While this sounds easy, dieters make common mistakes that delay their results.
1. What is a calorie?
According to Wikipedia, calories are the energy needed to raise the temperature of 1 kilogram of water through 1 °C, equal to one thousand small calories and often used to measure the energy value of foods.
2. Break-up of macros and its calories
- 1 gram of protein has 4 calories.
- 1 gram of carbohydrate has 4 calories.
- 1 gram of fat has 9 calories.
3. Determining the daily calorie requirement
Below is an embedded form that will help you calculate your daily caloric requirement to achieve your goals.
Now comes the hard part, i.e. keeping track of your foods.
I’ll list down all the do’s and don’ts to make sure that you end up with the right numbers.
Do’s & Don’ts
- Do make use of the nutritional label in the foods products: This is by far the most accurate way of counting calories. In fact, you will also be able to track the macros (protein, carbs, and fats).
- Do not rely on your memory: If you want to achieve your goals then you have to get a little serious. Sometimes we can’t even remember what we ate in the morning, leave alone the tracking part. Even if you recall, it is impossible to remember the exact proportion of food that you consumed.
- Do invest in food scales: Food scales are cheap and it comes handy when you want to exactly even up the numbers. It is precise and you get to know the quantity of the food that you’ll be consuming. Investing in food scales should be your number one priority.
- Do make use of mobile apps: Have you heard of Lose It! or myFitness Pal? If you haven’t, then thank me. These applications are by far the best in the business.

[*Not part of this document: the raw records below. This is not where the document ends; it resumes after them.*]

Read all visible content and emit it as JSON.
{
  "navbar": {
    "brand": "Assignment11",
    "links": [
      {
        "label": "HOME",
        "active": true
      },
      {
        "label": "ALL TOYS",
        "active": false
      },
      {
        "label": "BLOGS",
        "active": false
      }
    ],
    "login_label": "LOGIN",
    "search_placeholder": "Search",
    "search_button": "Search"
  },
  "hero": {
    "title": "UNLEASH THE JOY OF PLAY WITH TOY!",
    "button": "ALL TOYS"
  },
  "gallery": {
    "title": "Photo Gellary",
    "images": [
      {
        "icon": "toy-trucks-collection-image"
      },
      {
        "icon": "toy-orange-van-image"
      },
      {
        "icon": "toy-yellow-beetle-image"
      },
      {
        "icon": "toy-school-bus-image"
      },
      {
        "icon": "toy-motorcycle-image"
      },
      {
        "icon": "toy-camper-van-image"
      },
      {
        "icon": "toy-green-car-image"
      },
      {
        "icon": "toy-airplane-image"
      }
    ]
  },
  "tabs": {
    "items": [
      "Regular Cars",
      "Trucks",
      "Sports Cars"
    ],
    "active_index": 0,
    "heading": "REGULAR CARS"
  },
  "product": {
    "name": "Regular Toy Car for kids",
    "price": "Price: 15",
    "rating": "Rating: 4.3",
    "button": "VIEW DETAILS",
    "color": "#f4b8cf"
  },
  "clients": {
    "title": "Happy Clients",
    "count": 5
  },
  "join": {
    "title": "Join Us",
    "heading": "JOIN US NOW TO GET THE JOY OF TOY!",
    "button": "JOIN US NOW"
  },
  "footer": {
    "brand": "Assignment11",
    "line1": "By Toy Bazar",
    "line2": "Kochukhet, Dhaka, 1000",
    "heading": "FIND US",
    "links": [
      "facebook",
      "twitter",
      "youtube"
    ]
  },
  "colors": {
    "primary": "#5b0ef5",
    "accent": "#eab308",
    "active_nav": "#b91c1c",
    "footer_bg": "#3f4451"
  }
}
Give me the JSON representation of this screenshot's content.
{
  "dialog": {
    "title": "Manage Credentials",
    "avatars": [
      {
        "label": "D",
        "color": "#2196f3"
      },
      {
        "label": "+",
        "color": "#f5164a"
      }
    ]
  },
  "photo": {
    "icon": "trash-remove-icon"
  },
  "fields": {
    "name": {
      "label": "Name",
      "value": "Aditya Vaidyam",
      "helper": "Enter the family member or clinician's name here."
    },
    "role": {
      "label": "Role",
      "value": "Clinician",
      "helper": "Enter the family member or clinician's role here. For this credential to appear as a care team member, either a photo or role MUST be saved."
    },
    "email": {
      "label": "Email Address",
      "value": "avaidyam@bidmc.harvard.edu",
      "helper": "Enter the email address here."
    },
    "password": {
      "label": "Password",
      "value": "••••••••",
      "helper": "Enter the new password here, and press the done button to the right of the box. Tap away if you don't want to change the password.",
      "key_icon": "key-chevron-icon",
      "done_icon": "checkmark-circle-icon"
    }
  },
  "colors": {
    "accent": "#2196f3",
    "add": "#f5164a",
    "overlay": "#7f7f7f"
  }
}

I personally use them and the great part is that they are all free to use, however they do offer their premium versions as well. Feeling lazy to enter the foods manually? Worry not, just scan the barcode and the app will do the rest.
- Don’t guesstimate the proportion sizes: If you’re guessing, then probably now is the time to invest in a kitchen-food scale. Guestimate doesn’t work here. You’ll either be over-eating or under-eating, and we do not want that to happen.
- Do make use of chit-papers: Write down the quantity of food you ate, the calories obtained, and also the macros consumed from the food. After writing, pin them. Sounds easy, right?
- Don’t make it look tough: Once you start tracking calories, it becomes a habit. At first, it looks nasty. Remember your end goal and keep working hard for it.
“The harder you work for something, the greater you’ll feel when you achieve it.”-Anonymous.